The reason is that two contraries (even as philosophy teaches us) cannot coexist in one person; and that darkness, which is affection set upon the creatures, and light, which is God, are contrary to each other, and have no likeness or accord between one another. . . . In order that we may the better prove what has been said, it must be known that the affection and attachment which the soul has for creatures renders the soul like to these creatures; and the greater is its affection, the closer is the equality and likeness between them; for love creates a likeness between that which loves and that which is loved.. . . . Love not only makes the lover equal to the object of his love, but even subjects him to it (Ascent, Bk. I, chap. 4).
I expect that for a long time the reader has been wanting to ask whether it is necessary, in order to attain this high estate of perfection, to undergo first of all mortification in all the desires, great and small, or whether it will suffice to mortify some of them and to leave others, those at least which seem of little moment. For it seems to be a severe and most difficult thing for the soul to be able to attain to such purity and detachment that it has no will and affection for anything.To this I reply: first, that it is true that all the desires are not equally harmful, nor do they all equally embarrass the soul.
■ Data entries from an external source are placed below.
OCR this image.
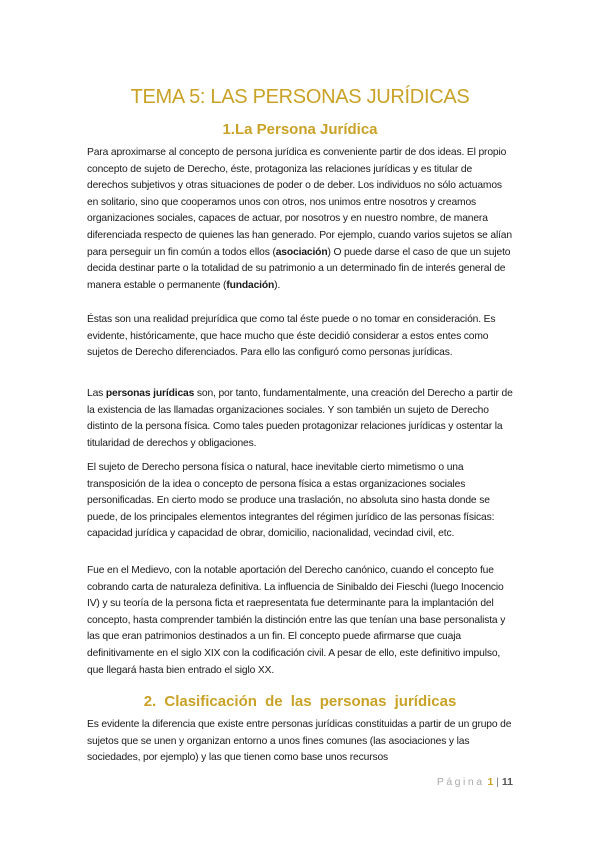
TEMA 5: LAS PERSONAS JURÍDICAS
1.La Persona Jurídica

Para aproximarse al concepto de persona jurídica es conveniente partir de dos ideas. El propio concepto de sujeto de Derecho, éste, protagoniza las relaciones jurídicas y es titular de derechos subjetivos y otras situaciones de poder o de deber. Los individuos no sólo actuamos en solitario, sino que cooperamos unos con otros, nos unimos entre nosotros y creamos organizaciones sociales, capaces de actuar, por nosotros y en nuestro nombre, de manera diferenciada respecto de quienes las han generado. Por ejemplo, cuando varios sujetos se alían para perseguir un fin común a todos ellos (asociación) O puede darse el caso de que un sujeto decida destinar parte o la totalidad de su patrimonio a un determinado fin de interés general de manera estable o permanente (fundación).

Éstas son una realidad prejurídica que como tal éste puede o no tomar en consideración. Es evidente, históricamente, que hace mucho que éste decidió considerar a estos entes como sujetos de Derecho diferenciados. Para ello las configuró como personas jurídicas.

Las personas jurídicas son, por tanto, fundamentalmente, una creación del Derecho a partir de la existencia de las llamadas organizaciones sociales. Y son también un sujeto de Derecho distinto de la persona física. Como tales pueden protagonizar relaciones jurídicas y ostentar la titularidad de derechos y obligaciones.

El sujeto de Derecho persona física o natural, hace inevitable cierto mimetismo o una transposición de la idea o concepto de persona física a estas organizaciones sociales personificadas. En cierto modo se produce una traslación, no absoluta sino hasta donde se puede, de los principales elementos integrantes del régimen jurídico de las personas físicas: capacidad jurídica y capacidad de obrar, domicilio, nacionalidad, vecindad civil, etc.

Fue en el Medievo, con la notable aportación del Derecho canónico, cuando el concepto fue cobrando carta de naturaleza definitiva. La influencia de Sinibaldo dei Fieschi (luego Inocencio IV) y su teoría de la persona ficta et raepresentata fue determinante para la implantación del concepto, hasta comprender también la distinción entre las que tenían una base personalista y las que eran patrimonios destinados a un fin. El concepto puede afirmarse que cuaja definitivamente en el siglo XIX con la codificación civil. A pesar de ello, este definitivo impulso, que llegará hasta bien entrado el siglo XX.

2. Clasificación de las personas jurídicas

Es evidente la diferencia que existe entre personas jurídicas constituidas a partir de un grupo de sujetos que se unen y organizan entorno a unos fines comunes (las asociaciones y las sociedades, por ejemplo) y las que tienen como base unos recursos

Página 1 | 11
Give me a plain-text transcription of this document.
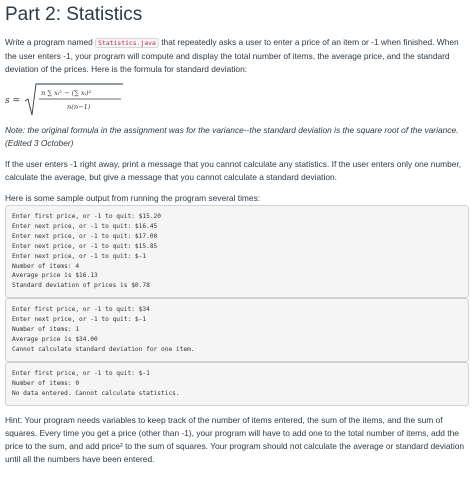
Part 2: Statistics

Write a program named Statistics.java that repeatedly asks a user to enter a price of an item or -1 when finished. When the user enters -1, your program will compute and display the total number of items, the average price, and the standard deviation of the prices. Here is the formula for standard deviation:

s =
n ∑ xᵢ² − (∑ xᵢ)²
n(n−1)

Note: the original formula in the assignment was for the variance--the standard deviation is the square root of the variance. (Edited 3 October)

If the user enters -1 right away, print a message that you cannot calculate any statistics. If the user enters only one number, calculate the average, but give a message that you cannot calculate a standard deviation.

Here is some sample output from running the program several times:

Enter first price, or -1 to quit: $15.20
Enter next price, or -1 to quit: $16.45
Enter next price, or -1 to quit: $17.00
Enter next price, or -1 to quit: $15.85
Enter next price, or -1 to quit: $-1
Number of items: 4
Average price is $16.13
Standard deviation of prices is $0.78
Enter first price, or -1 to quit: $34
Enter next price, or -1 to quit: $-1
Number of items: 1
Average price is $34.00
Cannot calculate standard deviation for one item.
Enter first price, or -1 to quit: $-1
Number of items: 0
No data entered. Cannot calculate statistics.

Hint: Your program needs variables to keep track of the number of items entered, the sum of the items, and the sum of squares. Every time you get a price (other than -1), your program will have to add one to the total number of items, add the price to the sum, and add price² to the sum of squares. Your program should not calculate the average or standard deviation until all the numbers have been entered.
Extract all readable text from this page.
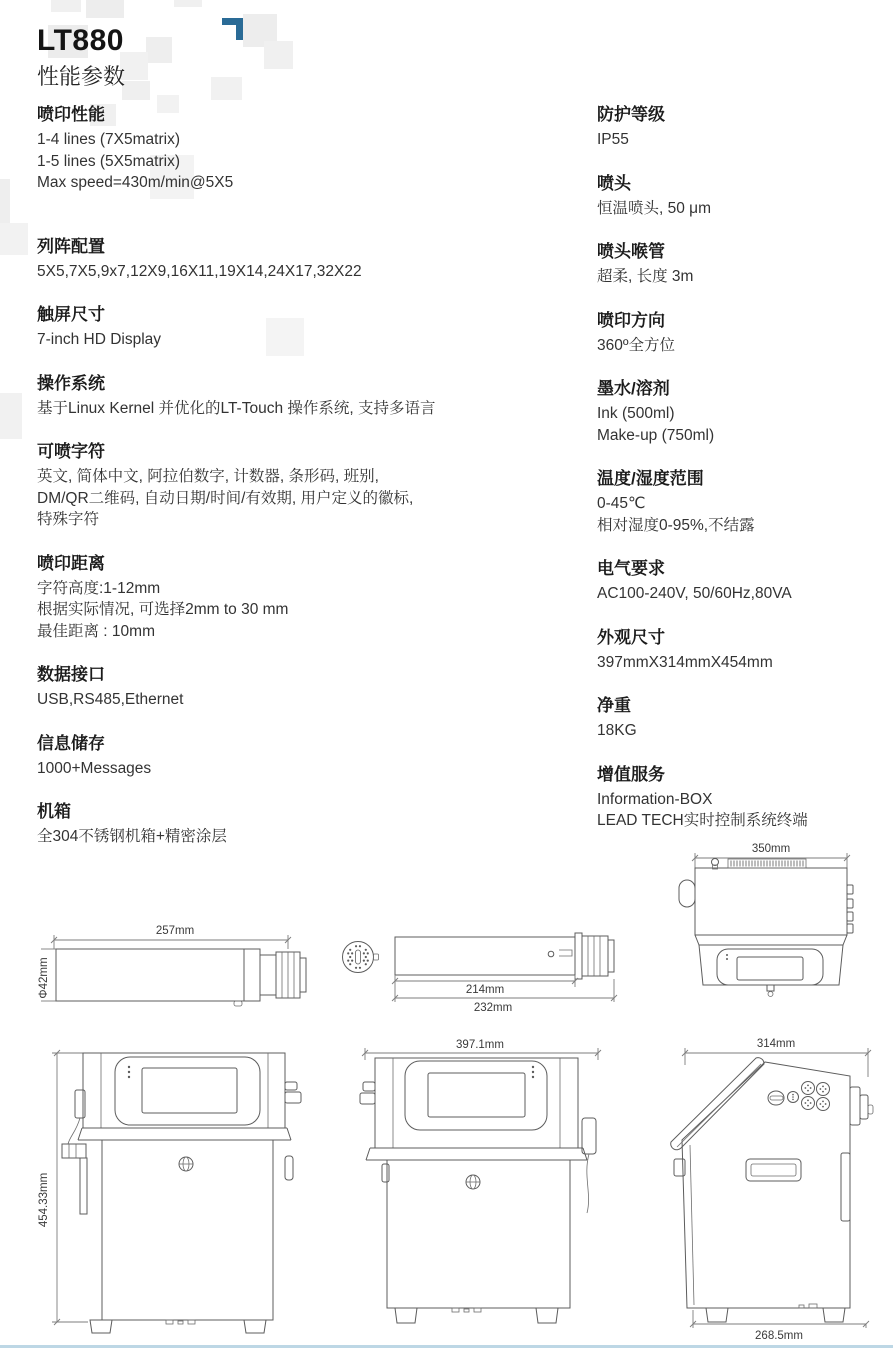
LT880
性能参数
喷印性能

1-4 lines (7X5matrix)

1-5 lines (5X5matrix)

Max speed=430m/min@5X5

列阵配置

5X5,7X5,9x7,12X9,16X11,19X14,24X17,32X22

触屏尺寸

7-inch HD Display

操作系统

基于Linux Kernel 并优化的LT-Touch 操作系统, 支持多语言

可喷字符

英文, 简体中文, 阿拉伯数字, 计数器, 条形码, 班别,

DM/QR二维码, 自动日期/时间/有效期, 用户定义的徽标,

特殊字符

喷印距离

字符高度:1-12mm

根据实际情况, 可选择2mm to 30 mm

最佳距离 : 10mm

数据接口

USB,RS485,Ethernet

信息储存

1000+Messages

机箱

全304不锈钢机箱+精密涂层

防护等级

IP55

喷头

恒温喷头, 50 μm

喷头喉管

超柔, 长度 3m

喷印方向

360º全方位

墨水/溶剂

Ink (500ml)

Make-up (750ml)

温度/湿度范围

0-45℃

相对湿度0-95%,不结露

电气要求

AC100-240V, 50/60Hz,80VA

外观尺寸

397mmX314mmX454mm

净重

18KG

增值服务

Information-BOX

LEAD TECH实时控制系统终端

350mm
257mm
Φ42mm	214mm
232mm
454.33mm
397.1mm	314mm
268.5mm
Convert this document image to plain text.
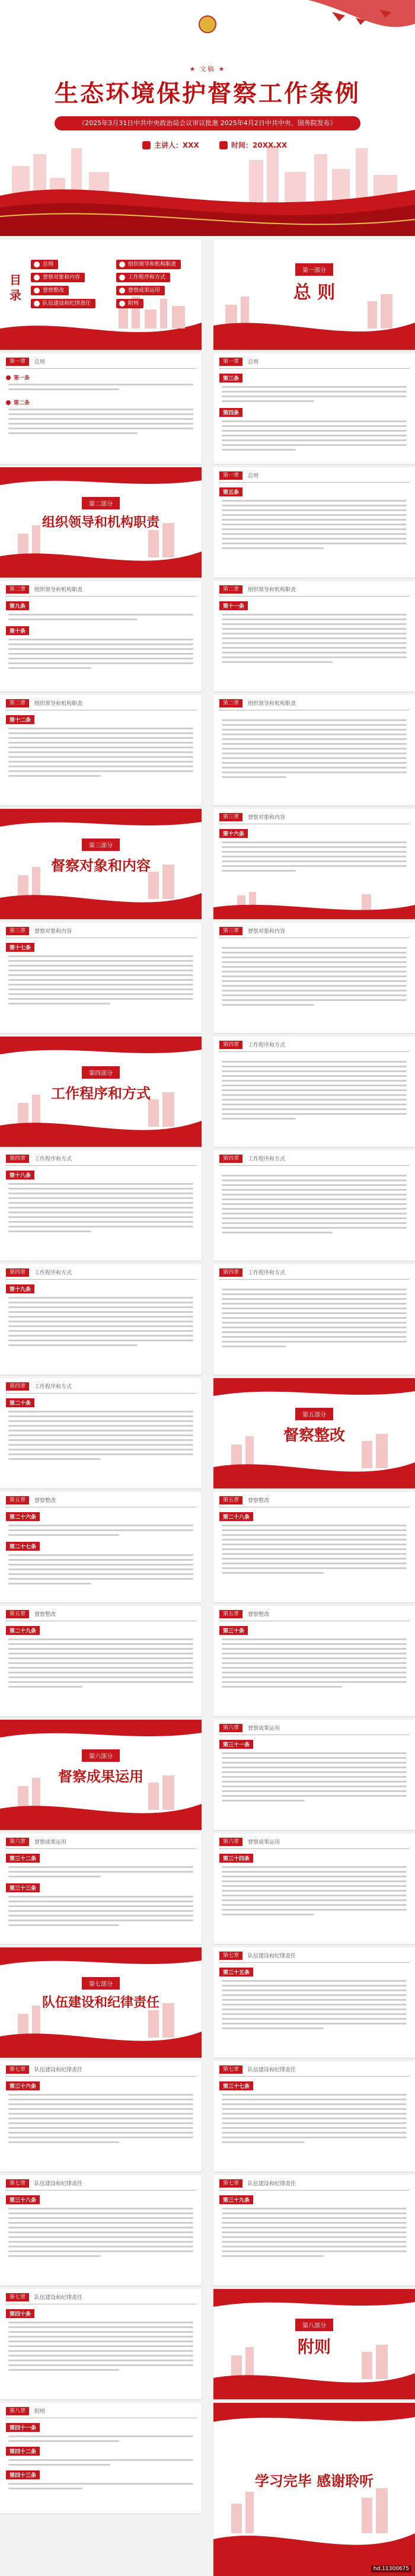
★ 文稿 ★
生态环境保护督察工作条例
（2025年3月31日中共中央政治局会议审议批准 2025年4月2日中共中央、国务院发布）
主讲人：XXX	时间：20XX.XX
目
录
总则
督察对象和内容
督察整改
队伍建设和纪律责任
组织领导和机构职责
工作程序和方式
督察成果运用
附则
第一部分
总 则
第一章	总则
第一条
第二条
第一章	总则
第三条
第四条
第二部分
组织领导和机构职责
第一章	总则
第五条
第二章	组织领导和机构职责
第九条
第十条
第二章	组织领导和机构职责
第十一条
第二章	组织领导和机构职责
第十二条
第二章	组织领导和机构职责
第三部分
督察对象和内容
第三章	督察对象和内容
第十六条
第三章	督察对象和内容
第十七条
第三章	督察对象和内容
第四部分
工作程序和方式
第四章	工作程序和方式
第四章	工作程序和方式
第十八条
第四章	工作程序和方式
第四章	工作程序和方式
第十九条
第四章	工作程序和方式
第四章	工作程序和方式
第二十条
第五部分
督察整改
第五章	督察整改
第二十六条
第二十七条
第五章	督察整改
第二十八条
第五章	督察整改
第二十九条
第五章	督察整改
第三十条
第六部分
督察成果运用
第六章	督察成果运用
第三十一条
第六章	督察成果运用
第三十二条
第三十三条
第六章	督察成果运用
第三十四条
第七部分
队伍建设和纪律责任
第七章	队伍建设和纪律责任
第三十五条
第七章	队伍建设和纪律责任
第三十六条
第七章	队伍建设和纪律责任
第三十七条
第七章	队伍建设和纪律责任
第三十八条
第七章	队伍建设和纪律责任
第三十九条
第七章	队伍建设和纪律责任
第四十条
第八部分
附则
第八章	附则
第四十一条
第四十二条
第四十三条	学习完毕 感谢聆听
hd.11300675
I am speaking of those that are voluntary, for the natural desires hinder the soul little, if at all, from attaining to union, when they are not consented to or do not pass beyond the first movements. . . ; and to take away these---that is, to mortify them completely in this life---is impossible. . . .But all the other voluntary desires, whether they be of mortal sin. . .or of venial sin, . . .must be driven away every one. . .; and the reason is that the state of this divine union consists in the soul's total transformation, according to the will, in the will of God so that there may be nothing in the soul that is contrary to the will of God, but that, in all and through all, its movement may be that of the will of God alone (Ascent, Bk. I, chap. 11).
First, let him have an habitual desire to imitate Christ in everything that he does, conforming himself to his life, upon which life he must meditate so that he may know how to imitate it, and to behave in all things as Christ would behave (chap. 13).
- From creatures now my soul is free,
- Detached from all created things;
- Now she at last has taken wings
- And lives her life delectably.
- To God, and God alone, she clings.